Marta is a touch adversarial and intent on being original. Raised in communist Hungary with limited personal freedoms, she escaped with my father in 1974 to come to Canada where she could be free. Where I would grow up. That’s how my mama raised me … you can probably tell now why I’m #unapologetic by nature. Needless to say, when I look at these three women, all of whom were progressive and envelope pushers in their own ways, for their own times, I can’t help but want to honour them with a writing project, and pay homage to the lineage they laid down for me and the next generation.
For 28 years I was wrong. I loved these women, but I didn’t see them as powerful. I was frustrated in my youth that they weren’t career focused, disappointed that they had not gone to get themselves a post-secondary education, and disempowered by their leadership in the domestic arena. My naive and rebellious feminism couldn’t have been more wrong about them.

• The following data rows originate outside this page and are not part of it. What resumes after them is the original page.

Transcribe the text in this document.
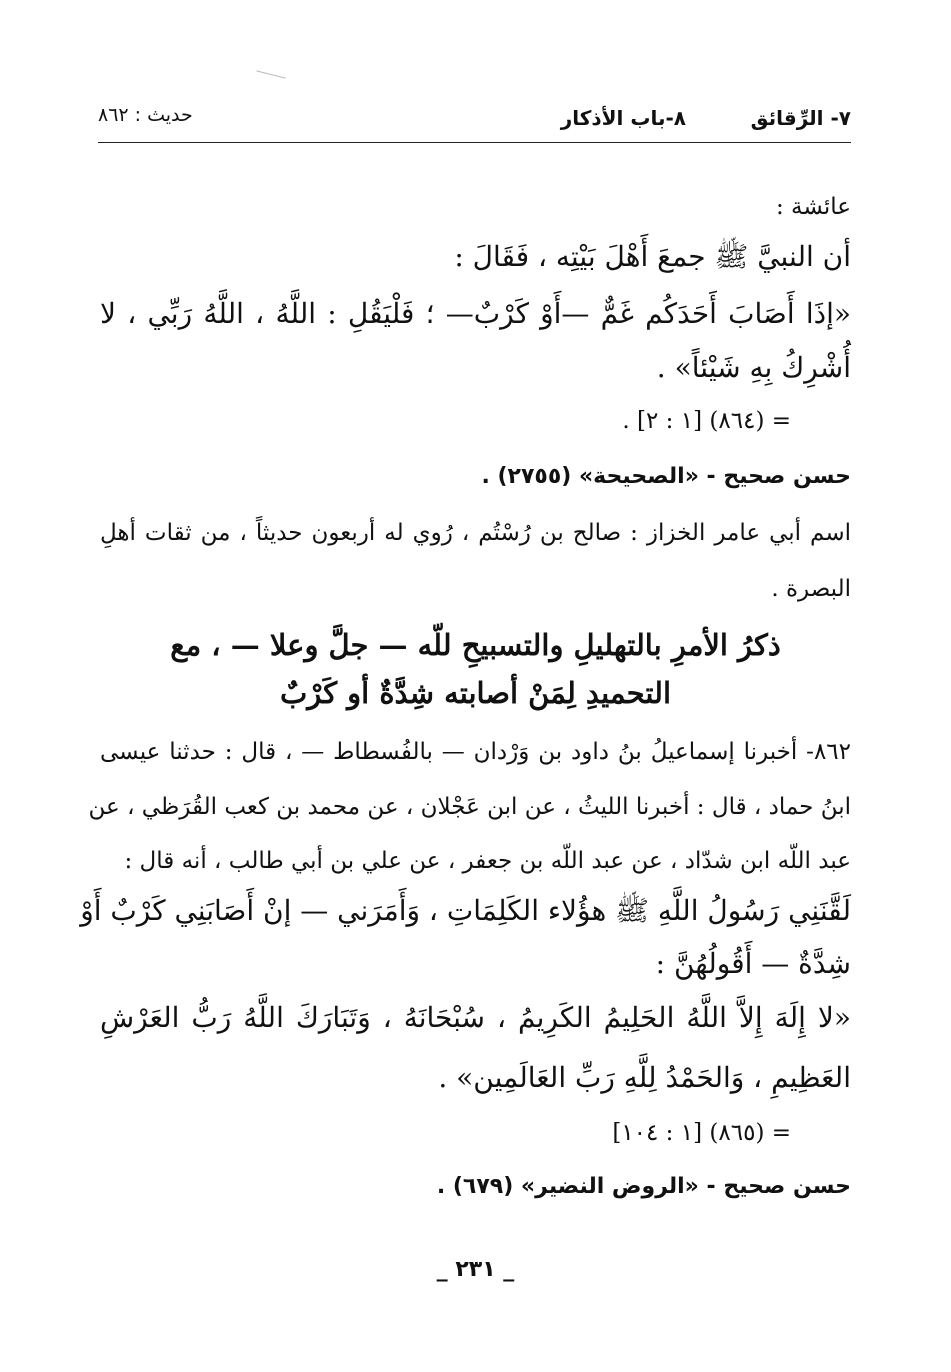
٧- الرِّقائق
٨-باب الأذكار
حديث : ٨٦٢
عائشة :
أن النبيَّ ﷺ جمعَ أَهْلَ بَيْتِه ، فَقَالَ :
«إذَا أَصَابَ أَحَدَكُم غَمٌّ —أَوْ كَرْبٌ— ؛ فَلْيَقُلِ : اللَّهُ ، اللَّهُ رَبِّي ، لا
أُشْرِكُ بِهِ شَيْئاً» .
= (٨٦٤) [١ : ٢] .
حسن صحيح - «الصحيحة» (٢٧٥٥) .
اسم أبي عامر الخزاز : صالح بن رُسْتُم ، رُوي له أربعون حديثاً ، من ثقات أهلِ
البصرة .
ذكرُ الأمرِ بالتهليلِ والتسبيحِ للّه — جلَّ وعلا — ، مع
التحميدِ لِمَنْ أصابته شِدَّةٌ أو كَرْبٌ
٨٦٢- أخبرنا إسماعيلُ بنُ داود بن وَرْدان — بالفُسطاط — ، قال : حدثنا عيسى
ابنُ حماد ، قال : أخبرنا الليثُ ، عن ابن عَجْلان ، عن محمد بن كعب القُرَظي ، عن
عبد اللّه ابن شدّاد ، عن عبد اللّه بن جعفر ، عن علي بن أبي طالب ، أنه قال :
لَقَّنَنِي رَسُولُ اللَّهِ ﷺ هؤُلاء الكَلِمَاتِ ، وَأَمَرَني — إنْ أَصَابَنِي كَرْبٌ أَوْ
شِدَّةٌ — أَقُولُهُنَّ :
«لا إِلَهَ إِلاَّ اللَّهُ الحَلِيمُ الكَرِيمُ ، سُبْحَانَهُ ، وَتَبَارَكَ اللَّهُ رَبُّ العَرْشِ
العَظِيمِ ، وَالحَمْدُ لِلَّهِ رَبِّ العَالَمِين» .
= (٨٦٥) [١ : ١٠٤]
حسن صحيح - «الروض النضير» (٦٧٩) .
_ ٢٣١ _
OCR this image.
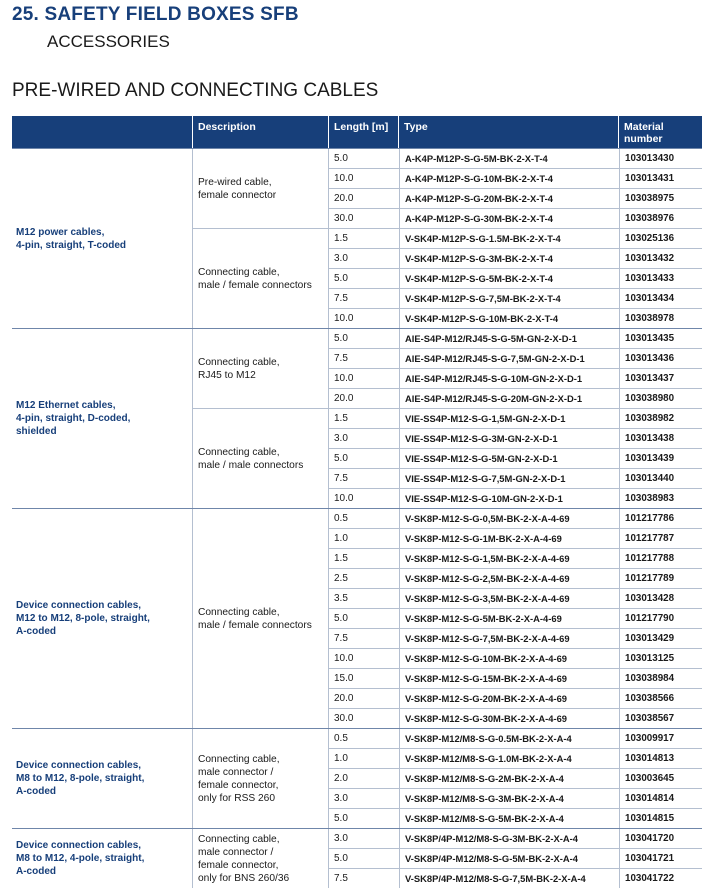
25. SAFETY FIELD BOXES SFB
ACCESSORIES
PRE-WIRED AND CONNECTING CABLES
Description	Length [m]	Type	Material
number
M12 power cables,
4-pin, straight, T-coded
Pre-wired cable,
female connector
5.0	A-K4P-M12P-S-G-5M-BK-2-X-T-4	103013430
10.0	A-K4P-M12P-S-G-10M-BK-2-X-T-4	103013431
20.0	A-K4P-M12P-S-G-20M-BK-2-X-T-4	103038975
30.0	A-K4P-M12P-S-G-30M-BK-2-X-T-4	103038976
Connecting cable,
male / female connectors
1.5	V-SK4P-M12P-S-G-1.5M-BK-2-X-T-4	103025136
3.0	V-SK4P-M12P-S-G-3M-BK-2-X-T-4	103013432
5.0	V-SK4P-M12P-S-G-5M-BK-2-X-T-4	103013433
7.5	V-SK4P-M12P-S-G-7,5M-BK-2-X-T-4	103013434
10.0	V-SK4P-M12P-S-G-10M-BK-2-X-T-4	103038978
M12 Ethernet cables,
4-pin, straight, D-coded,
shielded
Connecting cable,
RJ45 to M12
5.0	AIE-S4P-M12/RJ45-S-G-5M-GN-2-X-D-1	103013435
7.5	AIE-S4P-M12/RJ45-S-G-7,5M-GN-2-X-D-1	103013436
10.0	AIE-S4P-M12/RJ45-S-G-10M-GN-2-X-D-1	103013437
20.0	AIE-S4P-M12/RJ45-S-G-20M-GN-2-X-D-1	103038980
Connecting cable,
male / male connectors
1.5	VIE-SS4P-M12-S-G-1,5M-GN-2-X-D-1	103038982
3.0	VIE-SS4P-M12-S-G-3M-GN-2-X-D-1	103013438
5.0	VIE-SS4P-M12-S-G-5M-GN-2-X-D-1	103013439
7.5	VIE-SS4P-M12-S-G-7,5M-GN-2-X-D-1	103013440
10.0	VIE-SS4P-M12-S-G-10M-GN-2-X-D-1	103038983
Device connection cables,
M12 to M12, 8-pole, straight,
A-coded
Connecting cable,
male / female connectors
0.5	V-SK8P-M12-S-G-0,5M-BK-2-X-A-4-69	101217786
1.0	V-SK8P-M12-S-G-1M-BK-2-X-A-4-69	101217787
1.5	V-SK8P-M12-S-G-1,5M-BK-2-X-A-4-69	101217788
2.5	V-SK8P-M12-S-G-2,5M-BK-2-X-A-4-69	101217789
3.5	V-SK8P-M12-S-G-3,5M-BK-2-X-A-4-69	103013428
5.0	V-SK8P-M12-S-G-5M-BK-2-X-A-4-69	101217790
7.5	V-SK8P-M12-S-G-7,5M-BK-2-X-A-4-69	103013429
10.0	V-SK8P-M12-S-G-10M-BK-2-X-A-4-69	103013125
15.0	V-SK8P-M12-S-G-15M-BK-2-X-A-4-69	103038984
20.0	V-SK8P-M12-S-G-20M-BK-2-X-A-4-69	103038566
30.0	V-SK8P-M12-S-G-30M-BK-2-X-A-4-69	103038567
Device connection cables,
M8 to M12, 8-pole, straight,
A-coded
Connecting cable,
male connector /
female connector,
only for RSS 260
0.5	V-SK8P-M12/M8-S-G-0.5M-BK-2-X-A-4	103009917
1.0	V-SK8P-M12/M8-S-G-1.0M-BK-2-X-A-4	103014813
2.0	V-SK8P-M12/M8-S-G-2M-BK-2-X-A-4	103003645
3.0	V-SK8P-M12/M8-S-G-3M-BK-2-X-A-4	103014814
5.0	V-SK8P-M12/M8-S-G-5M-BK-2-X-A-4	103014815
Device connection cables,
M8 to M12, 4-pole, straight,
A-coded
Connecting cable,
male connector /
female connector,
only for BNS 260/36
3.0	V-SK8P/4P-M12/M8-S-G-3M-BK-2-X-A-4	103041720
5.0	V-SK8P/4P-M12/M8-S-G-5M-BK-2-X-A-4	103041721
7.5	V-SK8P/4P-M12/M8-S-G-7,5M-BK-2-X-A-4	103041722
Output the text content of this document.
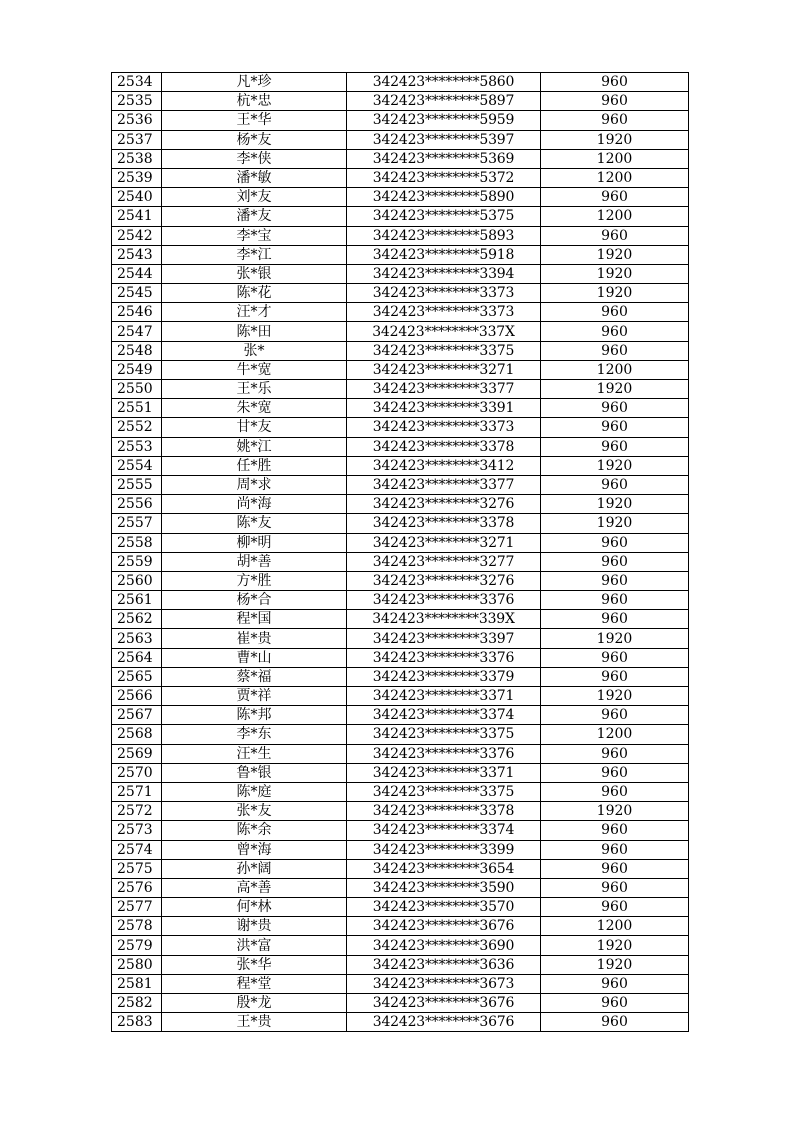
2534	凡*珍	342423********5860	960
2535	杭*忠	342423********5897	960
2536	王*华	342423********5959	960
2537	杨*友	342423********5397	1920
2538	李*侠	342423********5369	1200
2539	潘*敏	342423********5372	1200
2540	刘*友	342423********5890	960
2541	潘*友	342423********5375	1200
2542	李*宝	342423********5893	960
2543	李*江	342423********5918	1920
2544	张*银	342423********3394	1920
2545	陈*花	342423********3373	1920
2546	汪*才	342423********3373	960
2547	陈*田	342423********337X	960
2548	张*	342423********3375	960
2549	牛*宽	342423********3271	1200
2550	王*乐	342423********3377	1920
2551	朱*宽	342423********3391	960
2552	甘*友	342423********3373	960
2553	姚*江	342423********3378	960
2554	任*胜	342423********3412	1920
2555	周*求	342423********3377	960
2556	尚*海	342423********3276	1920
2557	陈*友	342423********3378	1920
2558	柳*明	342423********3271	960
2559	胡*善	342423********3277	960
2560	方*胜	342423********3276	960
2561	杨*合	342423********3376	960
2562	程*国	342423********339X	960
2563	崔*贵	342423********3397	1920
2564	曹*山	342423********3376	960
2565	蔡*福	342423********3379	960
2566	贾*祥	342423********3371	1920
2567	陈*邦	342423********3374	960
2568	李*东	342423********3375	1200
2569	汪*生	342423********3376	960
2570	鲁*银	342423********3371	960
2571	陈*庭	342423********3375	960
2572	张*友	342423********3378	1920
2573	陈*余	342423********3374	960
2574	曾*海	342423********3399	960
2575	孙*阔	342423********3654	960
2576	高*善	342423********3590	960
2577	何*林	342423********3570	960
2578	谢*贵	342423********3676	1200
2579	洪*富	342423********3690	1920
2580	张*华	342423********3636	1920
2581	程*堂	342423********3673	960
2582	殷*龙	342423********3676	960
2583	王*贵	342423********3676	960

My mother, my grandmother and my great granny are incredible, amazing women. When I think about them today I’m immediately brought to tears. They inspire me and their strength and resilience is a part of me. They are hilariously funny, sarcastic and cynical. They never give up even when they have every reason or right to do so. They’re fiercely stubborn in the most beautiful way that get’s shit done against the odds. And they’re pure love. Loving, caring and courageous women. They’ve lived through world wars, revolutions, political dissension, marriages, divorces, and life transitions. They have held their head high when their social circumstances would denounce them. I don’t know how they did it, and how they keep doing it. I love these women, I admire them, and I am so honoured to have come from them. Just thinking of them evokes delight and wonder. My mother(s).